Dual Diffusion for Unified Image Generation and Understanding¶

Conference: CVPR 2025
arXiv: 2501.00289
Code: None
Area: Image Generation
Keywords: multimodal diffusion, unified image-text models, discrete diffusion, flow matching, visual question answering

TL;DR¶

Proposes D-DiT (Dual Diffusion Transformer), the first fully end-to-end multimodal diffusion model, which employs continuous flow matching for the image branch and discrete masked diffusion for the text branch to simultaneously train both image generation and text understanding under a unified loss function.

Background & Motivation¶

Background: Diffusion models dominate the text-to-image field, while autoregressive models excel at vision-language understanding. Can the two be unified into a single bidirectional model?

Limitations of Prior Work: Existing multimodal diffusion models either have limited text reasoning capabilities (Unified/UniDiffuser requires an AR decoder to convert diffusion text latents to text), or essentially still rely on autoregressive models for text generation (Show-O, Transfusion).
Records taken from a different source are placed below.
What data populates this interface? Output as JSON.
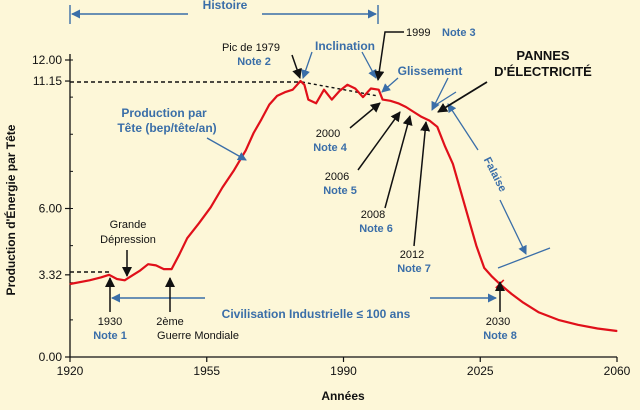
{
  "chart_data": {
    "type": "line",
    "xlabel": "Années",
    "ylabel": "Production d'Énergie par Tête",
    "xlim": [
      1920,
      2060
    ],
    "ylim": [
      0,
      12
    ],
    "x_ticks": [
      1920,
      1955,
      1990,
      2025,
      2060
    ],
    "y_ticks": [
      0,
      3.32,
      6.0,
      11.15,
      12.0
    ],
    "y_tick_labels": [
      "0.00",
      "3.32",
      "6.00",
      "11.15",
      "12.00"
    ],
    "x_tick_labels": [
      "1920",
      "1955",
      "1990",
      "2025",
      "2060"
    ],
    "colors": {
      "curve": "#e0101a",
      "annotation": "#3a6ea8",
      "background": "#fdf7d8"
    },
    "series": [
      {
        "x": [
          1920,
          1925,
          1928,
          1930,
          1932,
          1934,
          1936,
          1938,
          1940,
          1942,
          1944,
          1946,
          1948,
          1950,
          1953,
          1956,
          1959,
          1962,
          1965,
          1967,
          1969,
          1971,
          1973,
          1975,
          1977,
          1979,
          1980,
          1981,
          1983,
          1985,
          1987,
          1989,
          1991,
          1993,
          1995,
          1997,
          1999,
          2000,
          2002,
          2004,
          2006,
          2008,
          2010,
          2012,
          2014,
          2016,
          2018,
          2020,
          2022,
          2024,
          2026,
          2028,
          2030,
          2033,
          2036,
          2040,
          2045,
          2050,
          2055,
          2060
        ],
        "y": [
          2.95,
          3.1,
          3.22,
          3.32,
          3.15,
          3.1,
          3.3,
          3.5,
          3.75,
          3.7,
          3.55,
          3.55,
          4.15,
          4.8,
          5.4,
          6.05,
          6.85,
          7.55,
          8.35,
          9.05,
          9.6,
          10.2,
          10.55,
          10.7,
          10.8,
          11.15,
          11.0,
          10.4,
          10.25,
          10.8,
          10.4,
          10.75,
          11.0,
          10.85,
          10.5,
          10.85,
          10.8,
          10.4,
          10.35,
          10.25,
          10.1,
          9.9,
          9.7,
          9.55,
          9.3,
          8.5,
          7.8,
          6.7,
          5.6,
          4.5,
          3.6,
          3.25,
          2.95,
          2.55,
          2.2,
          1.8,
          1.5,
          1.3,
          1.15,
          1.05
        ]
      }
    ],
    "annotations": {
      "histoire": "Histoire",
      "inclination": "Inclination",
      "glissement": "Glissement",
      "falaise": "Falaise",
      "pannes_1": "PANNES",
      "pannes_2": "D'ÉLECTRICITÉ",
      "pic_1": "Pic de 1979",
      "pic_2": "Note 2",
      "n1999_year": "1999",
      "n1999_note": "Note 3",
      "prod_1": "Production par",
      "prod_2": "Tête (bep/tête/an)",
      "n2000_year": "2000",
      "n2000_note": "Note 4",
      "n2006_year": "2006",
      "n2006_note": "Note 5",
      "n2008_year": "2008",
      "n2008_note": "Note 6",
      "n2012_year": "2012",
      "n2012_note": "Note 7",
      "gd_1": "Grande",
      "gd_2": "Dépression",
      "civ": "Civilisation Industrielle ≤ 100 ans",
      "n1930_year": "1930",
      "n1930_note": "Note 1",
      "gm_1": "2ème",
      "gm_2": "Guerre Mondiale",
      "n2030_year": "2030",
      "n2030_note": "Note 8"
    }
  }
}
Key Challenge: The lack of an empirically viable discrete text diffusion process previously limited pure diffusion models from language modeling.

Goal: Build the first pure-diffusion end-to-end multimodal model that concurrently supports image generation, image captioning, and visual question answering.

Core Idea: Jointly train a dual-branch Transformer based on the MM-DiT architecture, utilizing continuous diffusion (flow matching) for the image branch and discrete diffusion (masked diffusion) for the text branch.

Method¶

Overall Architecture¶

D-DiT is based on the MM-DiT architecture of SD3, featuring a dual-branch Transformer: the image branch predicts the velocity field, and the text branch predicts denoised tokens. During training, image denoising (with clean text) and text denoising (with clean images) are alternatingly performed. During inference, T2I and I2T tasks can be executed separately.

Key Designs¶

Joint Image-Text Diffusion Loss:
- Function: Unify the training of conditional generation for both images and text.
- Mechanism: \(L_{dual} = L_{image} + \lambda_{text} L_{text}\), where the image branch uses the flow matching MSE loss and the text branch uses the NELBO loss of masked diffusion. During training, noise is only added to the conditional target side—i.e., during image diffusion, text is clean, and during text diffusion, the image is clean.
- Design Motivation: Simple and elegant, enabling joint optimization of both DiT branches through backpropagation.
Controllable Text Infilling Inference:
- Function: Enable visual question answering (VQA) tasks.
- Mechanism: In VQA tasks, question tokens remain fixed (no noise added), and masked diffusion sampling is only applied to the token positions of the answer. This leverages the natural text infilling capability of masked diffusion.
- Design Motivation: Previous diffusion models could not perform VQA, whereas masked diffusion allows conditional infilling.
Initialization from Pre-trained SD3:
- Function: Fast adaptation of text generation capabilities.
- Mechanism: The DiT is initialized with SD3 pre-trained weights, and a linear head is added to the text branch for token prediction. The special <extra_id0> token from T5 is used as the mask token, with its embeddings unfrozen during the second stage.
- Design Motivation: Only ~25B text tokens are required to show meaningful text output, demonstrating extremely fast adaptation speed.

Loss & Training¶

Three-stage training: (1) Pre-training for 60K steps on Datacomp-1b; (2) Continued training for 200K steps on high-quality understanding data, optionally fine-tuning at 512 resolution; (3) Fine-tuning for 50K steps on LLaVA instruction data. In total, approximately 40M image-text pairs are used.

Key Experimental Results¶

Main Results¶

VQA benchmarks: Outperforms Show-O (another unified model) on MME, GQA, and POPE.
Image generation: Maintains original SD3 performance on GenEval, with improvements in certain color metrics.
The first pure diffusion model that supports complete VQA.

Key Findings¶

Joint diffusion training does not cause catastrophic forgetting of image generation capabilities.
Text diffusion does not require text-only training data; image-text pairs are sufficient.
D-DiT demonstrates fine-grained multimodal understanding capabilities in long-form question answering.

Highlights & Insights¶

First to demonstrate that diffusion models can completely replace autoregressive models for multimodal modeling.
The loss function design is extremely clean—a weighted sum of two unimodal diffusion losses.
The ability to quickly adapt from SD3 is impressive.

Limitations & Future Work¶

The model scale and training data are relatively small, leaving a gap compared to state-of-the-art VLMs.
Text generation requires a large number of diffusion steps (256 steps), making inference speed slower than autoregressive models.
Unconditional text generation (text-only diffusion) has not yet been explored.

Rating¶

Novelty: 9/10 — The first pure-diffusion multimodal model.
Technical Depth: 8/10 — Elegant unification of continuous and discrete diffusion.
Experimental Thoroughness: 7/10 — Limited by model scale.
Writing Quality: 8/10 — Clear, with comprehensive background introduction.